NASA Launches Ice Laser Into Space

NASA Launches Ice Laser Into Space

The American space agency has launched a laser into orbit to measure the condition of Earth’s ice cover.

The satellite mission, called ICESat-2, should provide more precise information on how these frozen surfaces are being affected by global warming.

Antarctica, Greenland and the ice floating on the Arctic Ocean have all lost volume in recent decades.

ICESat-2 will track ongoing change in unprecedented detail from its vantage point some 500km above the planet.

The satellite was taken up by a Delta II rocket, flying out of Vandenberg Air Force Base in California.
As the name suggests, ICESat-2 is a follow-on project. The original spacecraft flew in the 2000s and pioneered the laser measurement of the height of polar glaciers and sea-ice from space. But the mission was plagued by technical problems that limited its observations to just a couple of months in every year.

Nasa has since re-modelled the technology, both to make it more reliable and to give it a sharper view.

“ICESat-2 is going to observe the cryosphere with a spatial resolution at the level we have never seen before from space,” explained Prof Helen Fricker from the Scripps Institution of Oceanography.

“The beam is split across-track into six – three pairs – so we can map more of the ice surface as well as estimating the surface slope, which can confuse our interpretation of height changes.

“The orbit reaches to two degrees of the poles, and the same ground tracks are sampled every three months, giving us seasonal snapshots of ice height. From these data we can unravel the processes responsible for the ice loss in the polar regions,” she told BBC News.

Why is this mission important?
Antarctica and Greenland lose billions of tonnes of ice every year – the result largely of warm water being able to melt land glaciers where they meet the ocean. This wastage is slowly but surely pushing up sea-levels worldwide.

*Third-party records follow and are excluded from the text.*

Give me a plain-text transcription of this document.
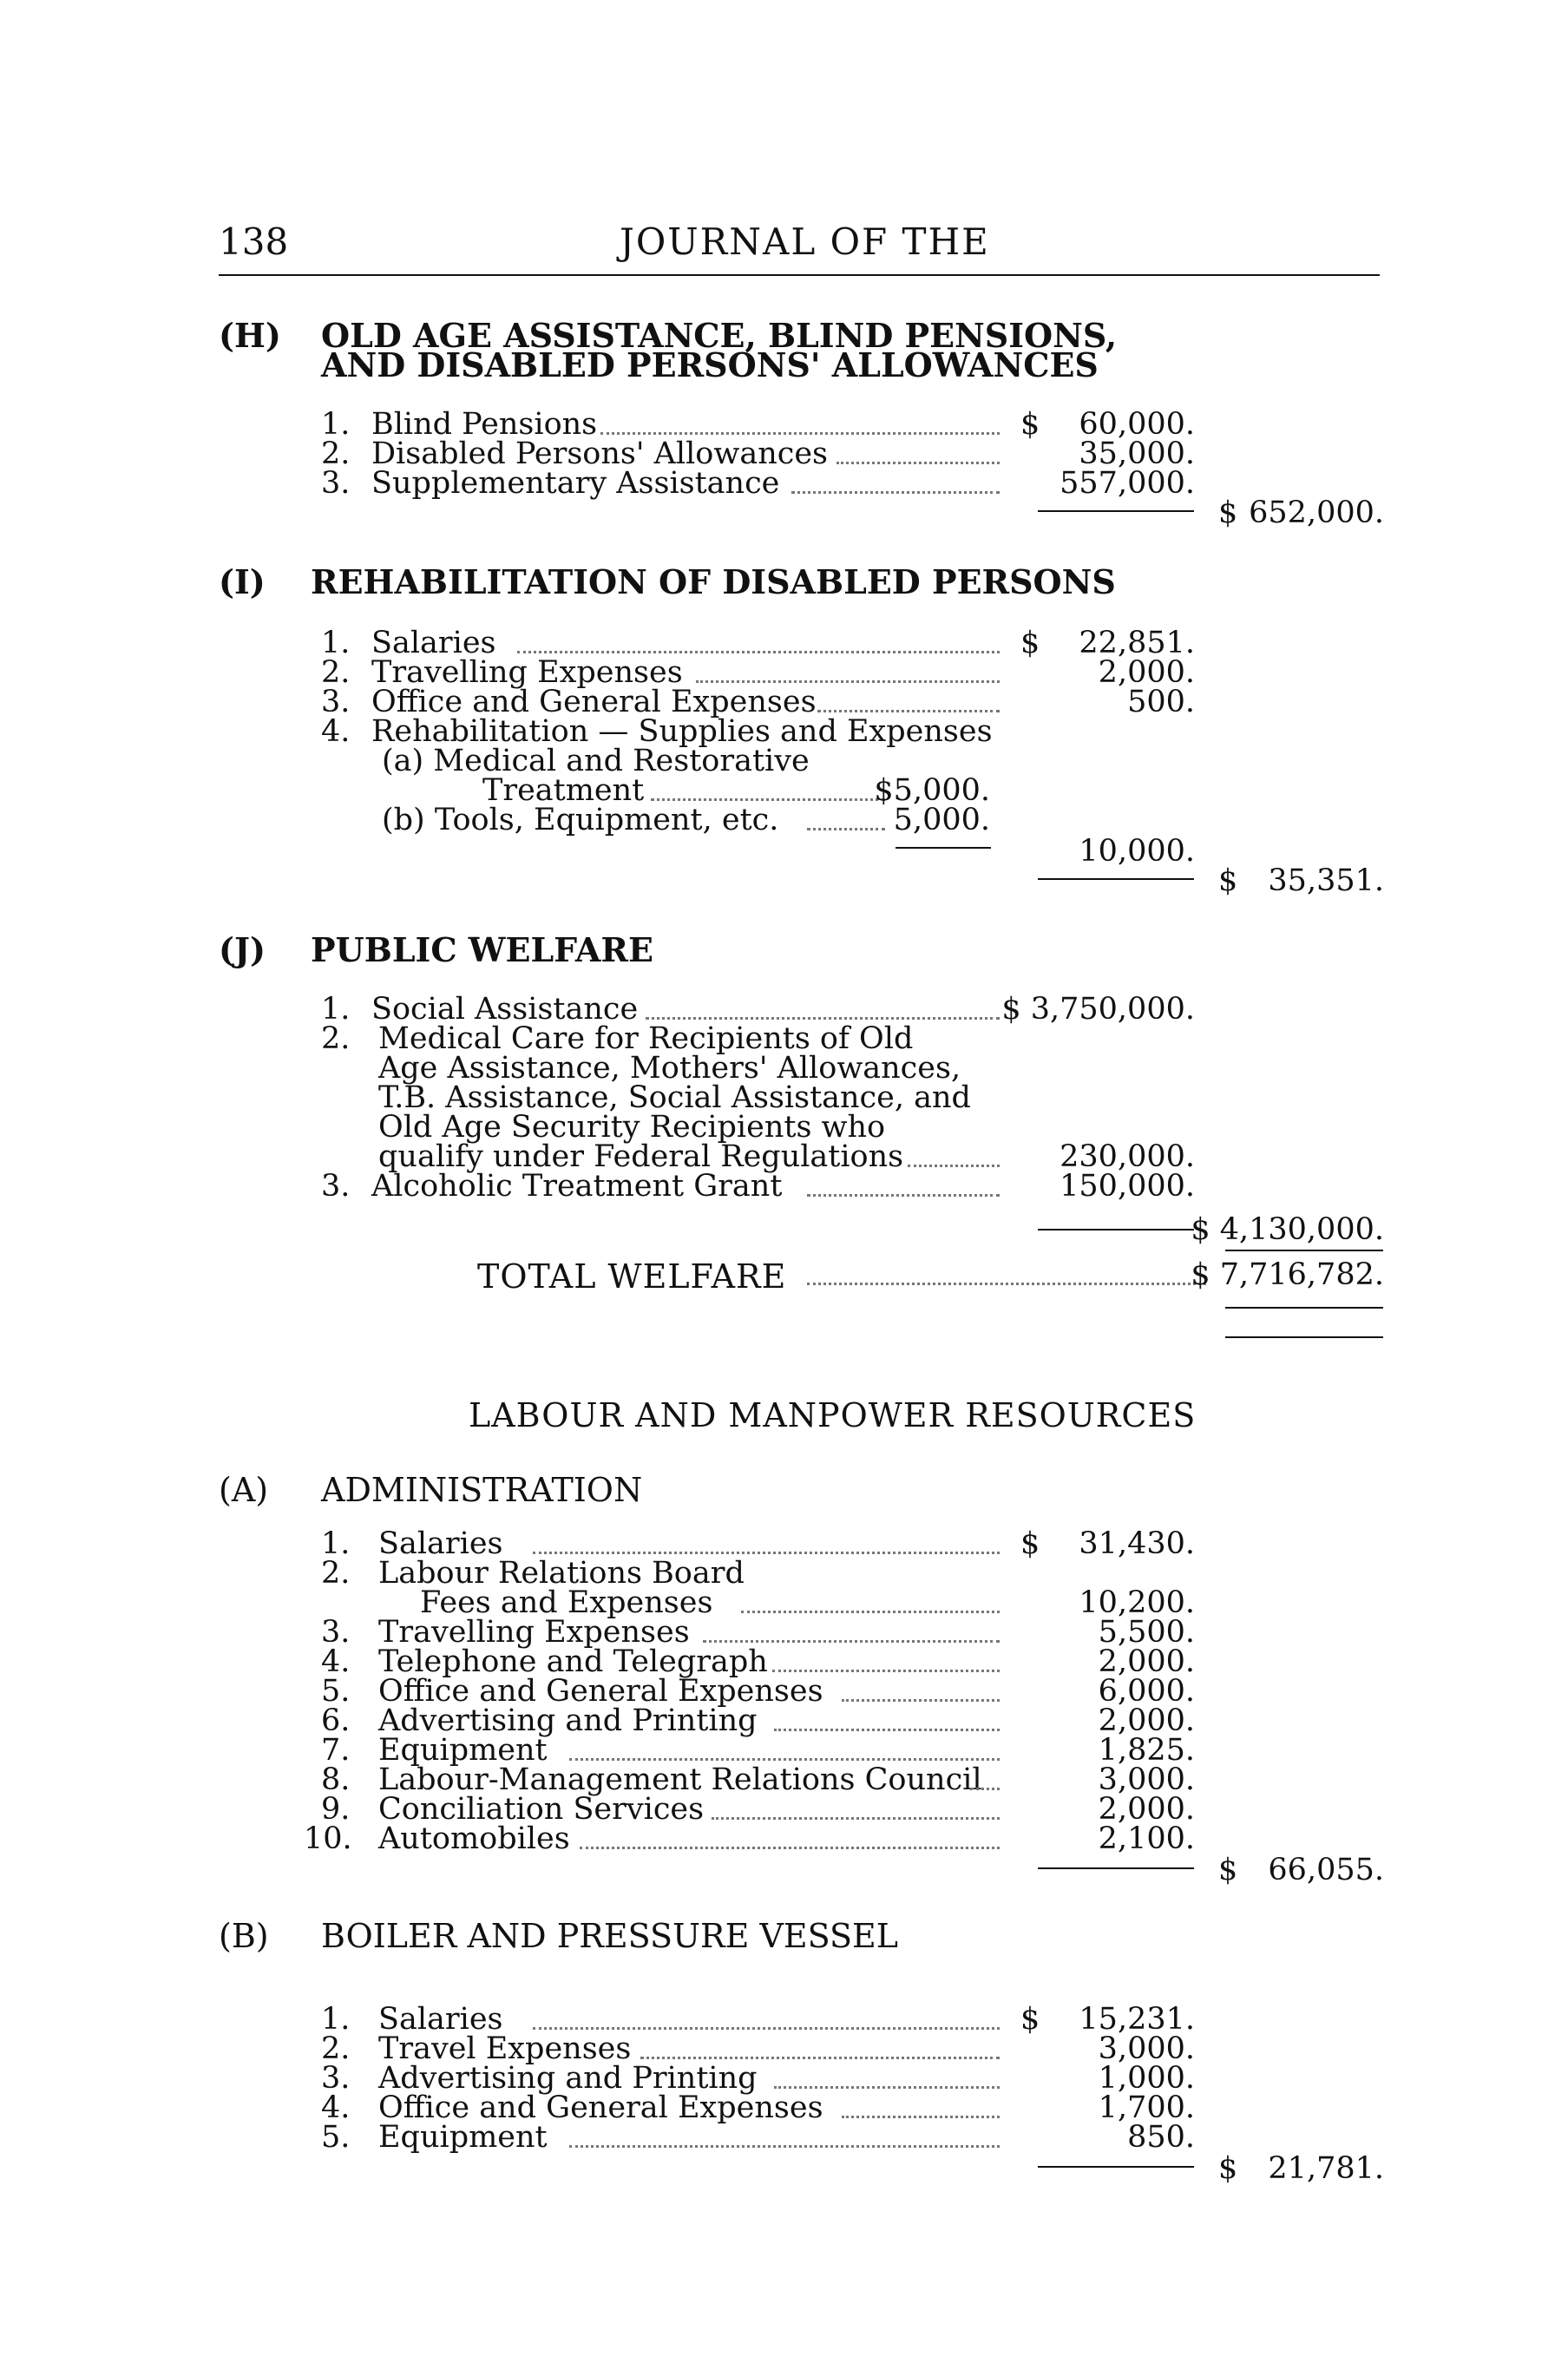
138	JOURNAL OF THE
(H) OLD AGE ASSISTANCE, BLIND PENSIONS,
AND DISABLED PERSONS' ALLOWANCES
1. Blind Pensions	$ 60,000.
2. Disabled Persons' Allowances	35,000.
3. Supplementary Assistance	557,000.
$ 652,000.
(I) REHABILITATION OF DISABLED PERSONS
1. Salaries	$ 22,851.
2. Travelling Expenses	2,000.
3. Office and General Expenses	500.
4. Rehabilitation — Supplies and Expenses
(a) Medical and Restorative
Treatment	$5,000.
(b) Tools, Equipment, etc.	5,000.
10,000.
$ 35,351.
(J) PUBLIC WELFARE
1. Social Assistance	$ 3,750,000.
2. Medical Care for Recipients of Old
Age Assistance, Mothers' Allowances,
T.B. Assistance, Social Assistance, and
Old Age Security Recipients who
qualify under Federal Regulations	230,000.
3. Alcoholic Treatment Grant	150,000.
$ 4,130,000.
TOTAL WELFARE	$ 7,716,782.
LABOUR AND MANPOWER RESOURCES
(A) ADMINISTRATION
1. Salaries	$ 31,430.
2. Labour Relations Board
Fees and Expenses	10,200.
3. Travelling Expenses	5,500.
4. Telephone and Telegraph	2,000.
5. Office and General Expenses	6,000.
6. Advertising and Printing	2,000.
7. Equipment	1,825.
8. Labour-Management Relations Council	3,000.
9. Conciliation Services	2,000.
10. Automobiles	2,100.
$ 66,055.
(B) BOILER AND PRESSURE VESSEL
1. Salaries	$ 15,231.
2. Travel Expenses	3,000.
3. Advertising and Printing	1,000.
4. Office and General Expenses	1,700.
5. Equipment	850.
$ 21,781.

In the Arctic, the seasonal floes have also been in retreat. Sea-ice in the far north is thought to have lost two-thirds of its volume since the 1980s. And although this has no direct impact on the height of the oceans, the reduced ice-cover is working to amplify temperature rises in the region.

Much of the change that is occurring at the poles can present itself in quite subtle ways, says Dr Tom Neumann, Nasa’s ICESat-2 deputy project scientist, and a very precise tool is needed to characterise it properly.

“An elevation change of just a centimetre over an ice sheet the scale of Antarctica represents a tremendous amount of water either gained to or lost by the ice sheet. 140 gigatonnes worth.”